Block tackles became a spectacle all on their own, the can easily withstanding the force of two simultaneous size-6 Kickers trying to force it towards one chain-link fence at either end. The king of stop-gaps, and deserves its place in any hall of fame.

Tennis ball

A tricky grey area for the Playground Football Fun Police, a specialist branch of dinner lady whose main remit was to forcibly remove any contraband leather footballs. While clearly capable of causing minor blunt force trauma, the tennis ball proved hard to confiscate, so comfortably did it fit into the average schoolchild’s winter-coat pocket.

In technical terms, it remains a solid performer when needs must.

RADAR7

A tennis ball would last the best part of an entire term (and, in any case, was easily “procured” from PE lessons). Heading and volleying were both an accessible art, although chipping required you to perfect that stabbed forward motion of the foot, the sort that destroyed your school shoes well before Christmas.

It perhaps required too high a skill-level to control for the playground mass market but, on the other hand, the sight of a tennis ball lodged perfectly between the wires of a school fence is one of the icons of playground football.

Mitre Mouldmaster

The Punisher.

The Mitre Mouldmaster was designed by a sadist, and had virtually no endearing features: it bobbled around the playground with intent, remains one of the least enjoyable things to kick on planet Earth, and even made a sort of menacing, synthetic ringing sound as it bounced.

RADAR5

In terms of sheer ruggedness, it had no equal. Chipping it - in the classic sense - was inadvisable unless you weren’t a fan of toenails, although it was ideal for the occasional Poborsky Scoop. Volleying, too, was a reasonably fulfilling experience, until it ended up concussing a nearby Year 7.

Ownership of a Mouldmaster - even the name is devoid of any perceptible warmth - is now strictly controlled under the Offensive Weapons Act (1996). A cult classic, certainly, but a deadly one.

Penny floater

Everything the Mouldmaster wasn’t. A giver of joy, the ball with a thousand names (“SUPER TELE” and “SHOOT” the most notable quasi-brands) and the most gleefully ignorant trajectory of the lot.

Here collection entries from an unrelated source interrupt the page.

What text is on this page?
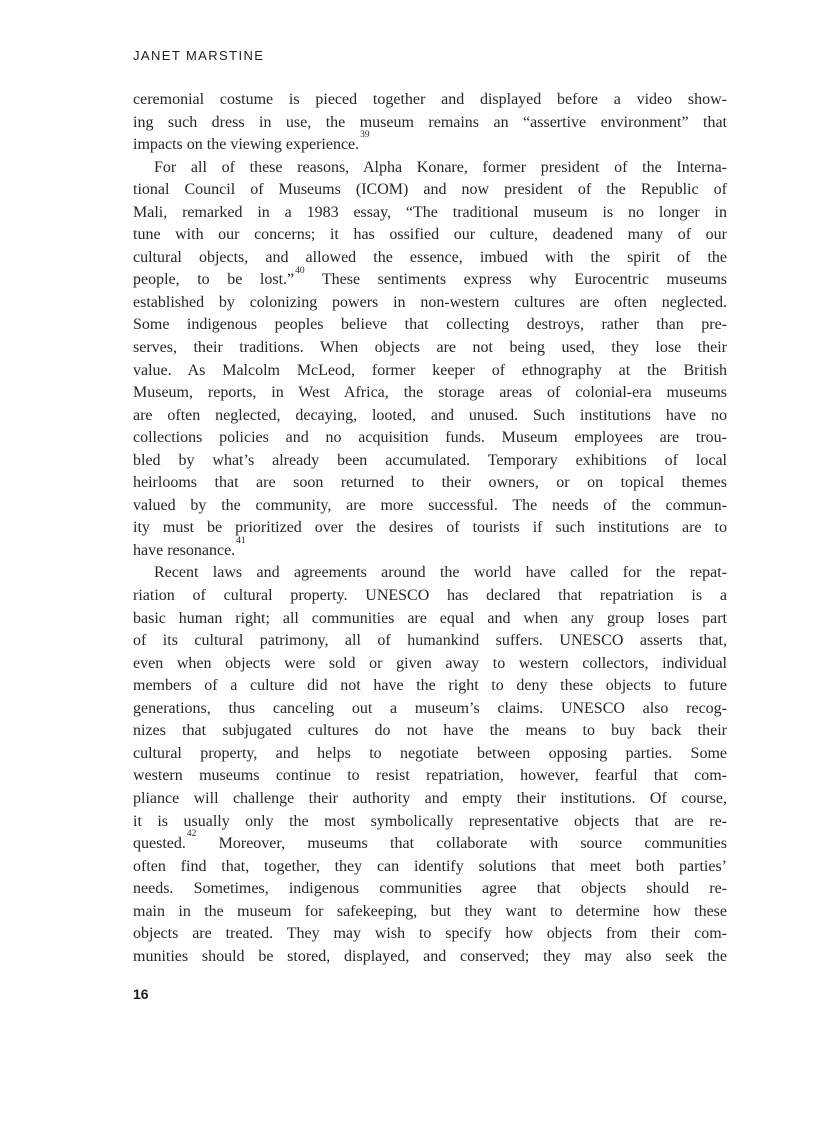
JANET MARSTINE
ceremonial costume is pieced together and displayed before a video show-
ing such dress in use, the museum remains an “assertive environment” that
impacts on the viewing experience.$^{39}$
For all of these reasons, Alpha Konare, former president of the Interna-
tional Council of Museums (ICOM) and now president of the Republic of
Mali, remarked in a 1983 essay, “The traditional museum is no longer in
tune with our concerns; it has ossified our culture, deadened many of our
cultural objects, and allowed the essence, imbued with the spirit of the
people, to be lost.”$^{40}$ These sentiments express why Eurocentric museums
established by colonizing powers in non-western cultures are often neglected.
Some indigenous peoples believe that collecting destroys, rather than pre-
serves, their traditions. When objects are not being used, they lose their
value. As Malcolm McLeod, former keeper of ethnography at the British
Museum, reports, in West Africa, the storage areas of colonial-era museums
are often neglected, decaying, looted, and unused. Such institutions have no
collections policies and no acquisition funds. Museum employees are trou-
bled by what’s already been accumulated. Temporary exhibitions of local
heirlooms that are soon returned to their owners, or on topical themes
valued by the community, are more successful. The needs of the commun-
ity must be prioritized over the desires of tourists if such institutions are to
have resonance.$^{41}$
Recent laws and agreements around the world have called for the repat-
riation of cultural property. UNESCO has declared that repatriation is a
basic human right; all communities are equal and when any group loses part
of its cultural patrimony, all of humankind suffers. UNESCO asserts that,
even when objects were sold or given away to western collectors, individual
members of a culture did not have the right to deny these objects to future
generations, thus canceling out a museum’s claims. UNESCO also recog-
nizes that subjugated cultures do not have the means to buy back their
cultural property, and helps to negotiate between opposing parties. Some
western museums continue to resist repatriation, however, fearful that com-
pliance will challenge their authority and empty their institutions. Of course,
it is usually only the most symbolically representative objects that are re-
quested.$^{42}$ Moreover, museums that collaborate with source communities
often find that, together, they can identify solutions that meet both parties’
needs. Sometimes, indigenous communities agree that objects should re-
main in the museum for safekeeping, but they want to determine how these
objects are treated. They may wish to specify how objects from their com-
munities should be stored, displayed, and conserved; they may also seek the
16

The penny floater (or “fly-away”, or whatever your part of the country called it) supposedly originates from Italy in the 1960s, and continues to wear its two biggest credentials proudly on its sleeve: cheapness and beltability.

RADAR6

Reasonably durable, if only slightly heavier than a party balloon, the penny floater perhaps wasn’t designed for the captivity of a fenced playground. Windy days made it virtually unplayable - in the best way possible - while nobody has ever minded being smacked in the face by a penny floater; if anything, it’s a privilege.

Never mind that subtle one-touch football was impossible, never mind that more expansive play became a comical cartoon affair of speculative long-range efforts and sad trudges to go and fetch it from the Badlands beyond the playground fence.

Actual, normal, FIFA-standard football

And finally. Scientific rigour means it would be remiss of us to ignore the merits of an actual football. Being allowed to have a proper ball in the playground was a rare gift: perhaps you had a giant grass field to play on at school, or perhaps your school didn’t care (or have the resources to care) about the facial safety of non-participants during lunchtime football.

RADAR8

Sigh, obviously the regular football is a solid all-rounder, despite losing a couple of Structural Integrity points for when all the leather was eventually sandpapered off by the unforgiving tarmac; leaving a brandless, brown truncated icosahedron that could remove a layer of skin if approached from a certain angle.

Its inevitable confiscation - halfway through lunchtime, with the score tantalisingly poised at 12-10 - was perhaps no tragedy. Most of us got to hoof one around on a Sunday morning anyway, using some of the subtle skills we’d honed with a crushed can, hardened by the experience of taking a Mouldmaster to the thigh.